Вот детали внешности Тютчева в восприятии ребенка (таким его запомнил сын поэта Ф.Ф.Тютчев, которому в год смерти отца было 13 лет): «На плотно сжатых губах постоянно блуждала грустная и в то же время ироническая улыбка, а глаза, задумчивые и печальные, смотрели сквозь стекла очков загадочно, как бы что-то прозревая впереди. И в этой улыбке и в этом грустно-ироническом взгляде сквозила как бы жалость ко всему окружающему, а равно и к самому себе.
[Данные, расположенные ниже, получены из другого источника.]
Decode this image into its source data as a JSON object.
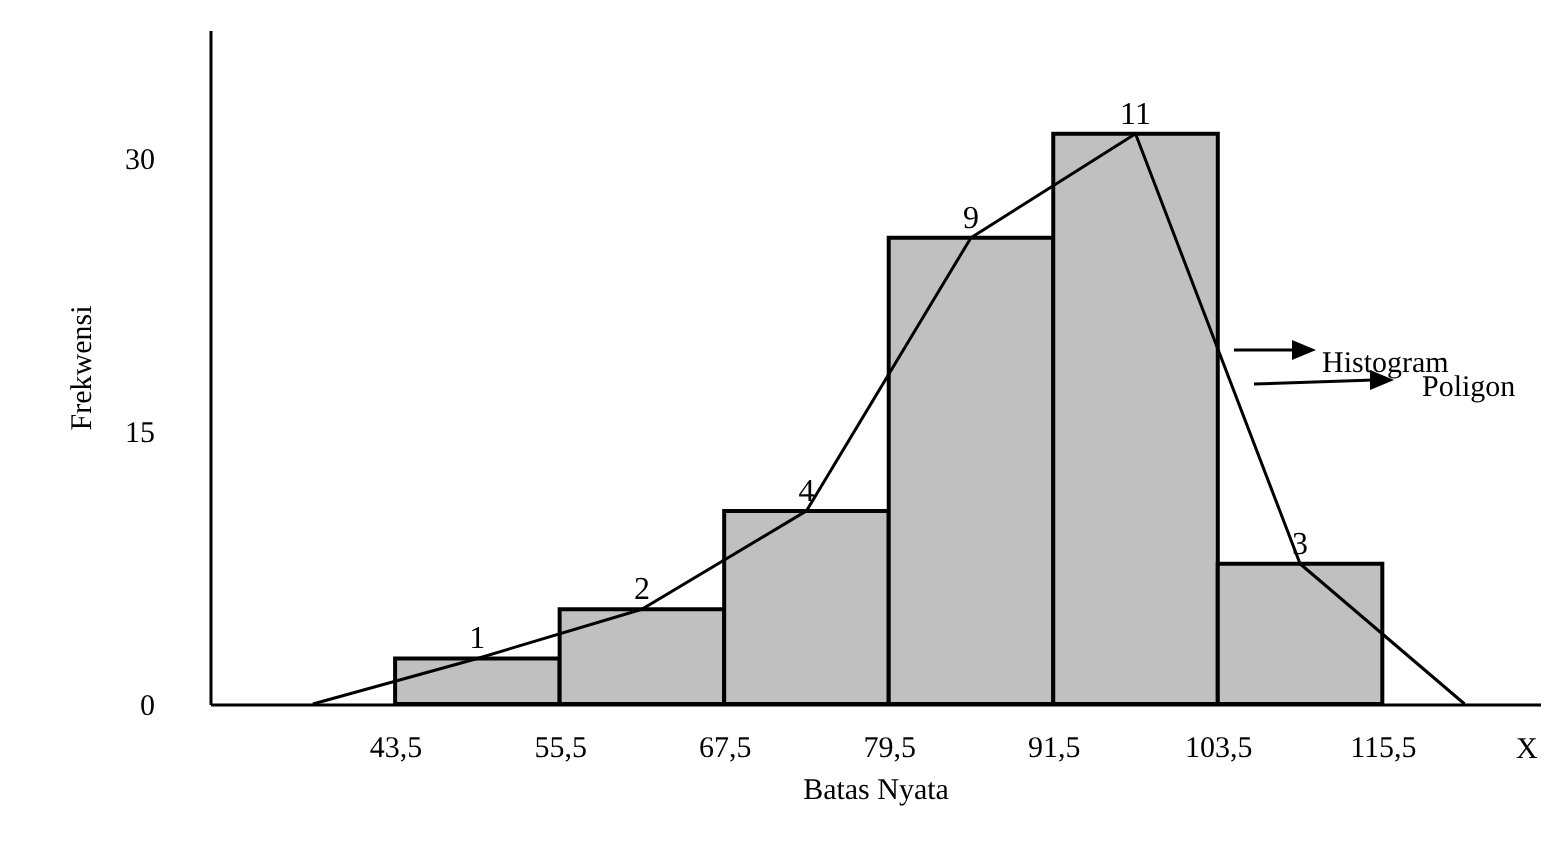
{
  "chart_data": {
    "type": "histogram",
    "xlabel": "Batas Nyata",
    "ylabel": "Frekwensi",
    "bins": [
      43.5,
      55.5,
      67.5,
      79.5,
      91.5,
      103.5,
      115.5
    ],
    "values": [
      2.5,
      5.2,
      10.6,
      25.6,
      31.3,
      7.7
    ],
    "color": "#c0c0c0",
    "series": [
      {
        "type": "line",
        "color": "#000000",
        "x": [
          37.5,
          49.5,
          61.5,
          73.5,
          85.5,
          97.5,
          109.5,
          121.5
        ],
        "values": [
          0,
          2.5,
          5.2,
          10.6,
          25.6,
          31.3,
          7.7,
          0
        ]
      }
    ],
    "xlim": [
      30,
      127
    ],
    "xticks": [
      {
        "value": 43.5,
        "label": "43,5"
      },
      {
        "value": 55.5,
        "label": "55,5"
      },
      {
        "value": 67.5,
        "label": "67,5"
      },
      {
        "value": 79.5,
        "label": "79,5"
      },
      {
        "value": 91.5,
        "label": "91,5"
      },
      {
        "value": 103.5,
        "label": "103,5"
      },
      {
        "value": 115.5,
        "label": "115,5"
      }
    ],
    "ylim": [
      0,
      37
    ],
    "yticks": [
      0,
      15,
      30
    ],
    "annotations": [
      "Histogram",
      "Poligon",
      "X",
      {
        "text": "1",
        "x": 49.5,
        "y": 2.5
      },
      {
        "text": "2",
        "x": 61.5,
        "y": 5.2
      },
      {
        "text": "4",
        "x": 73.5,
        "y": 10.6
      },
      {
        "text": "9",
        "x": 85.5,
        "y": 25.6
      },
      {
        "text": "11",
        "x": 97.5,
        "y": 31.3
      },
      {
        "text": "3",
        "x": 109.5,
        "y": 7.7
      }
    ],
    "grid": false
  }
}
Если человеческая душа, покинувшая бренную оболочку, имела бы свою физиономию, она бы должна была смотреть именно такими глазами и с такой улыбкой на брошенный ею мир».[15] Но Тютчев не преувеличивал разницу между ребенком и взрослым, между миром детских игрушек и взрослых игр, наоборот, он уменьшал эту разность, это расстояние: «Федор Иванович, когда обращался к детям… держался с ними совершенно особенного тона, совсем как бы со взрослыми… он говорил с ними вовсе уж не детским языком».[16] Для него это был один «брошеный мир» человеков, брошенный не им (хотя он то и дело покидал его, погружаясь в одному ему ведомый «мир пророческий духов»[17] – в свою вторую, а может, и даже скорее всего, первую реальность), но покинутый кем-то, кто бы мог помочь человеку противостоять року, бороться с ним, отражать его удары, победить его.